Laura malas sekali menghampiri ibu mertuanya selalu memperlakukan tak pernah baik. Ingin rasanya ia pergi dari di sini menikmati kedamaian hidup seorang diri tanpa ada gangguan dari siapa pun.

Ia kangen dengan kehidupan yang dulu begitu bahagia bersama dengan orang tuanya. Kini tinggal kenangan kedua orang tuanya pergi meninggalkannya dengan cara tak wajar.

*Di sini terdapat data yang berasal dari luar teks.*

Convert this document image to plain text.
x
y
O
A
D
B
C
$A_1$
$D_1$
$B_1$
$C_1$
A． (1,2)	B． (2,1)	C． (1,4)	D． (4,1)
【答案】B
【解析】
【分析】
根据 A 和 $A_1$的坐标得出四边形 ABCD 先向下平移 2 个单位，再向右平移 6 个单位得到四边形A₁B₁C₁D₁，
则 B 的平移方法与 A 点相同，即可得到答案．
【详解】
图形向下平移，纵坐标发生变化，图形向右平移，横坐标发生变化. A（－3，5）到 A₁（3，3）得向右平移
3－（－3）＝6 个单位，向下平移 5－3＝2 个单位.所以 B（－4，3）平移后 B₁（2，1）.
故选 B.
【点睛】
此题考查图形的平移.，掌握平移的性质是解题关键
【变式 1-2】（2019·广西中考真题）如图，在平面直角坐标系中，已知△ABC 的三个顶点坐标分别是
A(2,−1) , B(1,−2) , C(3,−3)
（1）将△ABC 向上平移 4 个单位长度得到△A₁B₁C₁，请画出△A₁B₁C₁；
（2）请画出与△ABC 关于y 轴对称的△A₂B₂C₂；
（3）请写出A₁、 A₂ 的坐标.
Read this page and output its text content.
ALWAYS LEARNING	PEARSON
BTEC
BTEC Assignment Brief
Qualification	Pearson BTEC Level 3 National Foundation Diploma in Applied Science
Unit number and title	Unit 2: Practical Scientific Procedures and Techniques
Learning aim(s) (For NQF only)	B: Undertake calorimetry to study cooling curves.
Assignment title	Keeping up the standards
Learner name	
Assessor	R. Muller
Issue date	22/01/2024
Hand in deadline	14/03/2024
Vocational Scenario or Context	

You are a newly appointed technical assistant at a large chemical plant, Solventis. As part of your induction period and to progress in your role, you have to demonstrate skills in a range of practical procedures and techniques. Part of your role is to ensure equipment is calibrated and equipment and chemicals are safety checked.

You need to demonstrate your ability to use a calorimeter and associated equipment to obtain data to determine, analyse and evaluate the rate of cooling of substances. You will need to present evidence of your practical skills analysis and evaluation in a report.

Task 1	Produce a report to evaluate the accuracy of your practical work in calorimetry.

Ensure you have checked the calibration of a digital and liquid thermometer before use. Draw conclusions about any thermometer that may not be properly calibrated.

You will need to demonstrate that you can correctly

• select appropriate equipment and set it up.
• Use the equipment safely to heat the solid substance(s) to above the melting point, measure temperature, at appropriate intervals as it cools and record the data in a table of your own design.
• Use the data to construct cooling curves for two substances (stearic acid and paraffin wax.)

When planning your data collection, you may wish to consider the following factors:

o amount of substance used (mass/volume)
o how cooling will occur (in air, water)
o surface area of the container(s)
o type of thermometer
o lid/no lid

"Bu, Pak. Laura kangen." lirih Laura meneteskan air matanya. rasanya ia belum sanggup untuk menghadapi cobaan seperti ini.

"Bereskan makanan ini, saya mau pergi." titah ibu mertuanya sudah pusing tujuh keliling menghadapi kedua mantunya itu. Dirinya butuh menenangkan diri agar tak stres menghadapi kedua mantunya itu.

Mama Linda membalikkan badannya menatap kearah Laura hendak membereskan sisa makanan tersebut.

"Ingat perjanjian awal kita. Kamu harus secepatnya hamil agar kau bisa cepat pergi dari sini." ucap mama Linda setelah itu pergi dari rumah ini.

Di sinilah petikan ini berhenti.